A nerd trapped in a filmmaker
Atom Egoyan squints into the early-evening haze and adjusts his glasses. “Interlopers have always fascinated me,'' he says.
“Maybe because my own life has been transposed. If you enter a culture when you're young, you're always aware of being outside.
"That's what makes me so envious about these people's effortless sense of nation.''
We are sitting on a terrace in Yerevan, the capital of Armenia. It is common for film folk to travel to far-flung places in the course of their everyday business.
But this journey, for this director, is different. It is a sort of spiritual homecoming.
Egoyan was born in 1960 to Armenian parents in Cairo (his name celebrates Egypt's first nuclear reactor) and moved to Canada when he was 3.
The only Armenian family in town, they were eager to blend in and Atom soon stopped speaking the language. He now recalls little of his early life.
“There are images of me on the shoulders of a chimpanzee in Cairo zoo. I could say I remember that but all I probably remember is seeing the home movie of it.''
The loss of identity, the tricks of memory, the gulf between representation and reality, the search for tradition: such are the obsessions that drive Egoyan's films, 11 elegant, complex, enigmatic features which have established him as one of the most thought-provoking directors in the world.
The Sweet Hereafter (1997), starring Ian Holm as a hearse-chasing lawyer, earned the director two Oscar nominations.

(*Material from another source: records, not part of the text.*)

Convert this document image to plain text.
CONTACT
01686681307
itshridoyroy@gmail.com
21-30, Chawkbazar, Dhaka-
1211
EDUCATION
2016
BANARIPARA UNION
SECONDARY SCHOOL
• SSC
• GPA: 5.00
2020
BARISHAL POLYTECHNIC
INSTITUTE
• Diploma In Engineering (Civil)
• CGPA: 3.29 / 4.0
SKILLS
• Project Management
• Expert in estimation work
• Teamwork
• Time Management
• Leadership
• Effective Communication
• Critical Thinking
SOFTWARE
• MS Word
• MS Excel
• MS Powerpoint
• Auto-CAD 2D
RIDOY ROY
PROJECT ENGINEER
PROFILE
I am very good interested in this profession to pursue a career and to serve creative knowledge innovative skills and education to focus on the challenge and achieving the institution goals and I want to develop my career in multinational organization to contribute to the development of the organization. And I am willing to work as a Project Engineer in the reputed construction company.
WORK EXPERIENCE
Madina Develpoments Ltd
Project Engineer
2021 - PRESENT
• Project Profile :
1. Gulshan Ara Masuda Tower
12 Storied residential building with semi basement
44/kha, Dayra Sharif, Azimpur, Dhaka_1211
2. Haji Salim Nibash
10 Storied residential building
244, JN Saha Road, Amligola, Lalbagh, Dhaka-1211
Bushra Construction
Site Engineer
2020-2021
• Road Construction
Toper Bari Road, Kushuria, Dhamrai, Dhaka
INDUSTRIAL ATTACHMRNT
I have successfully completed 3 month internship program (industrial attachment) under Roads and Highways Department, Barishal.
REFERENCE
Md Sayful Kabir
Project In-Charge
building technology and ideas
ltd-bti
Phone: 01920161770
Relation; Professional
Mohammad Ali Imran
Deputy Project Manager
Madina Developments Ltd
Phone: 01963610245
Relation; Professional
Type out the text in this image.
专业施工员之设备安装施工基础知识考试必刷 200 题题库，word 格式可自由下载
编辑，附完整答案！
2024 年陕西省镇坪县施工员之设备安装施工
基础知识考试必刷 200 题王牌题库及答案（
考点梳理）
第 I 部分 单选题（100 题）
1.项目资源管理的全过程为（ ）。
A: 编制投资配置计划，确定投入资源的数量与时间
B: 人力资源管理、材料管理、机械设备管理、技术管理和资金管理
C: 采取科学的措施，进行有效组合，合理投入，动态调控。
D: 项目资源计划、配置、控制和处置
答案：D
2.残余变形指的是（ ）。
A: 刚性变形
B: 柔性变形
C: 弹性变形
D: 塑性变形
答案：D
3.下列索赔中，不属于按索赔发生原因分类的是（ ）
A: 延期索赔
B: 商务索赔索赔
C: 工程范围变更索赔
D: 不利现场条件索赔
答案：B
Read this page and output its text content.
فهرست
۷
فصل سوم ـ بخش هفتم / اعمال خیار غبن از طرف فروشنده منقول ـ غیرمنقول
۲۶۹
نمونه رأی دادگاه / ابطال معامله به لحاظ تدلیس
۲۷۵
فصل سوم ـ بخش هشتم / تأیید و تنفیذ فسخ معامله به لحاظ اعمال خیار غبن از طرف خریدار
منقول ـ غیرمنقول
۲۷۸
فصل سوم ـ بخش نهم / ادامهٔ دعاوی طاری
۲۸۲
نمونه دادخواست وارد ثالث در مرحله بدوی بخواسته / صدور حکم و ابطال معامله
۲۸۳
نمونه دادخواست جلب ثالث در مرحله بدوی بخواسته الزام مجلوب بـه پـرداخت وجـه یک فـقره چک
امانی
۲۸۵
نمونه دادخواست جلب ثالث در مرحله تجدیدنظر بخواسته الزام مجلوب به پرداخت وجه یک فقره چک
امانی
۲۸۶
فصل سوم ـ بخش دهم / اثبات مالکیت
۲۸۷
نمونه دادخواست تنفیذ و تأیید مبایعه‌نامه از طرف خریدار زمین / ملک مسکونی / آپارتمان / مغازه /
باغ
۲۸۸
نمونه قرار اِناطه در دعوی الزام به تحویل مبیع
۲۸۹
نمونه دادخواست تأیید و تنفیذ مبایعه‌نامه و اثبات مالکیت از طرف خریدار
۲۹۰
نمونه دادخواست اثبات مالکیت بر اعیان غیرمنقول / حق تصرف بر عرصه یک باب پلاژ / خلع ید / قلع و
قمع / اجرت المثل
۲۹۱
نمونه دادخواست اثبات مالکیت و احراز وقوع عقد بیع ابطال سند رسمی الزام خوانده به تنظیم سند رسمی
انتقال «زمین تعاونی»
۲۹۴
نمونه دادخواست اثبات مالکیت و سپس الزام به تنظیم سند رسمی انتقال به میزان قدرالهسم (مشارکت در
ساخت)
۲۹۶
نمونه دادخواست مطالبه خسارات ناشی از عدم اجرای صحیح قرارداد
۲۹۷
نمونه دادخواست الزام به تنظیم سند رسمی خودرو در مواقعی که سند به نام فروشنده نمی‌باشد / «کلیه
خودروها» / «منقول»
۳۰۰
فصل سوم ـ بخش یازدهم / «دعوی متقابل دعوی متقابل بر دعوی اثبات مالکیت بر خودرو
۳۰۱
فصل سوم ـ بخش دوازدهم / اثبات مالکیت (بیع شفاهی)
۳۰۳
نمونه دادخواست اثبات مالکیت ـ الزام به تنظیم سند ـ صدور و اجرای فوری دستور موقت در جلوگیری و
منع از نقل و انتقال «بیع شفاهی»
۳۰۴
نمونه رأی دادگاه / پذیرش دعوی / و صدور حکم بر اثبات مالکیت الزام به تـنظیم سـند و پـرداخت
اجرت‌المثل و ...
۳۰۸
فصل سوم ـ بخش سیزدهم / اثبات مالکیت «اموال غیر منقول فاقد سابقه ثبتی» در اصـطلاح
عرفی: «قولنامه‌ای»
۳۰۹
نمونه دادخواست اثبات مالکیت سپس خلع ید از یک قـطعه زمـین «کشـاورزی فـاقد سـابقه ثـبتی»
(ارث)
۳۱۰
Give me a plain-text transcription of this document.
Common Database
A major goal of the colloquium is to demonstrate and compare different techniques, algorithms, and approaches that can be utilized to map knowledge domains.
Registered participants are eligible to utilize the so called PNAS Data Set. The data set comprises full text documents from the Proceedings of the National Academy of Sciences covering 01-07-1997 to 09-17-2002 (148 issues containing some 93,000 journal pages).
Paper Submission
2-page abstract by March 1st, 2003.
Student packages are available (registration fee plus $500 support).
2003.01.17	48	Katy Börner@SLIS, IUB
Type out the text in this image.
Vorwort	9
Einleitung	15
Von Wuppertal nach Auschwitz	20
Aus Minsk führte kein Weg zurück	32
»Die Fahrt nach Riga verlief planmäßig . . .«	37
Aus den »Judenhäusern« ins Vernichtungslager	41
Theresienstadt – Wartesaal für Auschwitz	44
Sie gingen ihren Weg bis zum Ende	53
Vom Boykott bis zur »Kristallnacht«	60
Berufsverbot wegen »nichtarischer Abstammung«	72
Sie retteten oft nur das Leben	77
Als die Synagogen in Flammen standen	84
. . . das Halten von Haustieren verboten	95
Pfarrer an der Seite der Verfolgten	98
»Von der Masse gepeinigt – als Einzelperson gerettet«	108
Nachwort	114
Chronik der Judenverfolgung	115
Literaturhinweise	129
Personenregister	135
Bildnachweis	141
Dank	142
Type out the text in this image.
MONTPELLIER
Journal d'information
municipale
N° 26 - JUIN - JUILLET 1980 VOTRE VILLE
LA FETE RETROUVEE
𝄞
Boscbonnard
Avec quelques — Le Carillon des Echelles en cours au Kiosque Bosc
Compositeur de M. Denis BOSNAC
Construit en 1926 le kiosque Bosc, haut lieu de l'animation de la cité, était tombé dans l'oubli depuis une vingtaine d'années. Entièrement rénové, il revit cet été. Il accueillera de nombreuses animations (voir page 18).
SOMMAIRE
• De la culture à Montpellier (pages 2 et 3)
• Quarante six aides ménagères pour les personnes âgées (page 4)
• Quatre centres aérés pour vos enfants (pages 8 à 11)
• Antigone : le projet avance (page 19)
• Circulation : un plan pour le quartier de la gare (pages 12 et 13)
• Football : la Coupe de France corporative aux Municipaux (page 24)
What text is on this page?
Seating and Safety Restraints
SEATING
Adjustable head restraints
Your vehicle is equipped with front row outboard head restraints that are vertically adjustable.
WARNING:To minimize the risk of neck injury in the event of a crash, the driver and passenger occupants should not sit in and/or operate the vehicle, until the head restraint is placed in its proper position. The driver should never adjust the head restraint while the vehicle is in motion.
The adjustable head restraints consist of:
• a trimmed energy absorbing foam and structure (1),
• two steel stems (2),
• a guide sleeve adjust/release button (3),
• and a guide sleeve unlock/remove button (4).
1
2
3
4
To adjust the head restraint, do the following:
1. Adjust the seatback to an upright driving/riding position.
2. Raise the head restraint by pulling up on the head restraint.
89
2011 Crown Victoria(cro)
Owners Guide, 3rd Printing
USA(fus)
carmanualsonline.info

Adoration, which premiered in Cannes and features in the London Film Festival later this month, is about (among other things) a teenager who creates an imaginary alter ego as the son of an Arab terrorist in an online chat room.
“We are living in a moment when we are almost expected to be schizophrenic,'' Egoyan says. “Anyone with more than 500 friends on Facebook is clearly living a double life.''
Part soft-spoken nerd, part terrifyingly clever polymath, Egoyan seems to lead a dozen lives himself.
He is a distinguished practitioner of opera, theatre and art installations and plays classical guitar.
Though his company is called Ego Film Arts, he seems wholly devoid of that quality.
In Yerevan, as patron of the city's film festival, he is also — incredibly for a busy artiste of his stature — running a week-long film workshop for local students.
The class begins shooting its first scene, in which Egoyan is posing as a journalist.
He leans forward earnestly and asks Aaron Poole, an affable Canadian actor, about playing a drug addict in a recent film.
The improvised question is long and contorted, insulting the performance while professing to praise it: “It was so made up of things I already knew. It was amazing because it was fake. It seemed,'' he concludes on a smug note, “like a meta-contemplation of addiction.''
Poole laughs incredulously. “Who do you write for?''
“I blog. A lot of people read my blog!'' whines Egoyan (he later admits to basing the character on hacks he has known).
The big surprise is that the self-mocking scene is extremely funny. Later he says ruefully that he finds it hard to pin down comedy in his scripts. Yet one detects a shift in his work.
Egoyan first visited Armenia in the early Nineties. “My Aeroflot flight from Moscow crash-landed, so I had a very dramatic entry into the country,'' he says.
“I wasn't able to sleep at all. I just wandered the streets imagining things, making plans. Armenia was impoverished — all the beautiful trees were shorn for firewood.
"Today it's much more prosperous.'' He waves at the city skyline bristling with cranes and construction sites.
At the time, he was preparing Calendar (1993), in which he and his wife, the actress Arsinee Khanjian, played a troubled couple visiting Armenia.
It signalled a turning point, an abdication of the icy emotional remove of his early films. He started to re-learn Armenian, which he now speaks, he says, “like a child'' (though he sounded impressive to me).
And he began to use top actors: Holm, Bob Hoskins (in Felicia's Journey), Charles Aznavour (Ararat) and Colin Firth and Kevin Bacon (Where the Truth Lies).
His 2006 Dublin stage production of Beckett's Eh Joe bagged rave reviews for its star, Michael Gambon.
Egoyan has just jetted into Yerevan direct from the show's Manhattan premiere — starring Liam Neeson — which the New York Times's critic deemed “one of the most wholly satisfying nights I've spent at the theatre this year''.
So there is plenty to celebrate. Egoyan talks about his interest in astrology, his hopes for the Yerevan film festival — now in its fifth year — his regret that audiences are willing to put ever less effort into watching films and his plans for the footage he has just shot.
He would like to use streaming technology so that the students can edit it online and — who knows? — it might be built into his next feature.
The possibilities, as Egoyan would say, are myriad. “I don't know how this is going to evolve,'' he says, smiling. “But I'm having fun.''
Adoration screens at the London Film Festival on October 20. It will go on general release next year.